Une silhouette à poncho, chapeautée de cuir avec des bottes ornées d'éperons, voilà le Chagra. La version équatorienne du cow-boy. Un gars qui a su monter à cheval avant de marcher, gardien des grands troupeaux de bétail des Andes.
Voici donc ces « chagras », version locale du gaucho argentin, du huaso chilien, du vaquero mexicain, du llanero colombien et du qorilazo péruvien. L’origine de ces gardiens de troupeaux remonte à la Conquista, lorsque l’élite espagnole se partage les terres andines et commence à les exploiter en vastes haciendas. Dans une société segmentée en fonction de la couleur de l’épiderme et dans laquelle l’Indien n’a tout simplement pas le droit de monter à cheval, les gros propriétaires font appel à des métis pour surveiller leur bétail.
Mais c’est grâce aux corridas que ces as du lasso vont s’attirer les faveurs de l’aristocratie terrienne.
« L’histoire des chagras est intimement liée à celle des taureaux, raconte Gabriel Espinosa, propriétaire d’une hacienda à 50 km au sud de Quito. On dit que ce sont les Jésuites qui ont lâché des taureaux dans la nature pour éloigner les chercheurs d’or qui venaient orpailler dans leurs rivières. En tout cas, les chagras se sont vite avérés indispensables pour gérer le bétail et capturer les bêtes destinées aux corridas.»
Avec ses 250 vaches laitières, l’hacienda de Gabriel fait partie des grandes propriétés de la région, même si la succession de réformes agraires l’a fait passer de 600 hectares en 1911 lorsque son grand-père se lance dans l’élevage à 120 hectares aujourd’hui.
Pour préserver ses terres, il s’est mis depuis une quinzaine d’années à l’agro-tourisme et organise des randonnées équestres. Guido, l’un de ses 14 chagras est justement occupé à débourrer un étalon de 2 ans, un jeune émotif qu’il fait tourner en rond à l’aide d’un sachet plastique agité au bout d’une perche. Une bonne technique pour lui tremper le caractère et l’affranchir de ses peurs. « Parfois, on récupère des chevaux qui ont été élevés à la cravache, à la dure. Cela donne des montures très nerveuses, peu sûres. Guido les reprend en main et en deux semaines, la bête a retrouvé sa sérénité. Ici on ne casse pas les chevaux, on les éduque ! », assure Gabriel.
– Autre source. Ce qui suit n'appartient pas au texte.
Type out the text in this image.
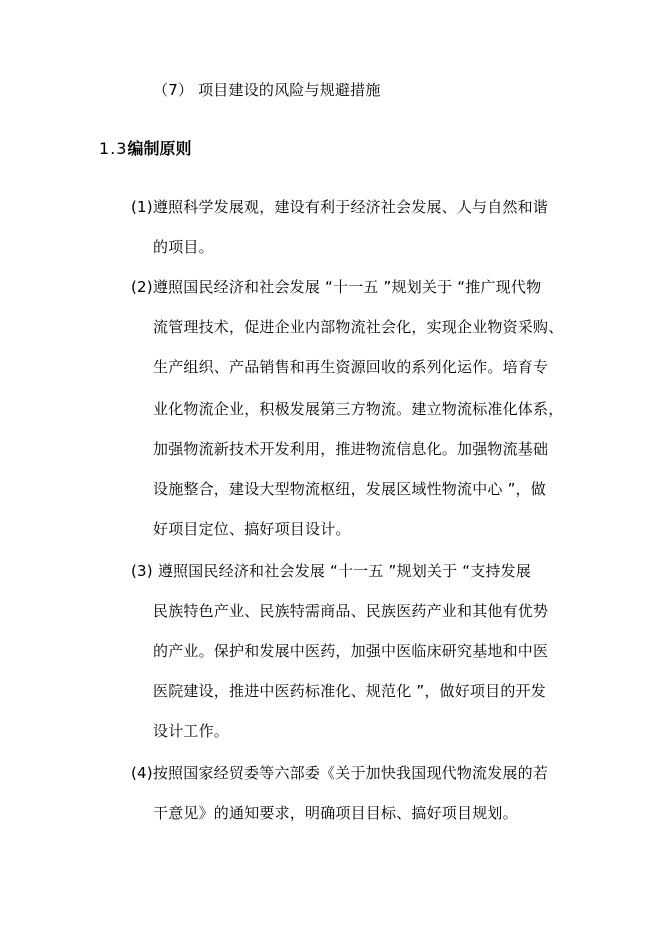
（7） 项目建设的风险与规避措施
1.3编制原则
(1)遵照科学发展观，建设有利于经济社会发展、人与自然和谐
的项目。
(2)遵照国民经济和社会发展 “十一五 ”规划关于 “推广现代物
流管理技术，促进企业内部物流社会化，实现企业物资采购、
生产组织、产品销售和再生资源回收的系列化运作。培育专
业化物流企业，积极发展第三方物流。建立物流标准化体系，
加强物流新技术开发利用，推进物流信息化。加强物流基础
设施整合，建设大型物流枢纽，发展区域性物流中心 ”，做
好项目定位、搞好项目设计。
(3) 遵照国民经济和社会发展 “十一五 ”规划关于 “支持发展
民族特色产业、民族特需商品、民族医药产业和其他有优势
的产业。保护和发展中医药，加强中医临床研究基地和中医
医院建设，推进中医药标准化、规范化 ”，做好项目的开发
设计工作。
(4)按照国家经贸委等六部委《关于加快我国现代物流发展的若
干意见》的通知要求，明确项目目标、搞好项目规划。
Au fil des siècles, les chagras ont su tisser des liens intimes avec tout ce qui porte des sabots ou des cornes. Ils sont ainsi devenus les hommes de main des gros éleveurs, aussi habiles à ferrer une vieille mule qu’à capturer au lasso une génisse enragée.
Bien plus qu’une profession, c’est désormais une culture, un art de vivre qui sent bon le crottin et le cuir mouillé. « Beaucoup ont défriché un lopin de terre et sont un peu devenus agriculteurs. D’ailleurs chagra vient de chakra qui désigne un bout de terrain en quechua. »
L’année s’écoule au rythme des « round-ups », où les bestiaux lâchés dans la nature sont rassemblés pour le marquage des jeunes et la sélection des individus les plus agressifs qui participeront aux fiestas populaires. Plus de 1 200 villages dans le pays organisent ce type de corrida bon enfant où les plus bravaches viennent agiter leur poncho devant le museau de taureaux mal embouchés pour le plus grand plaisir d’une foule survoltée.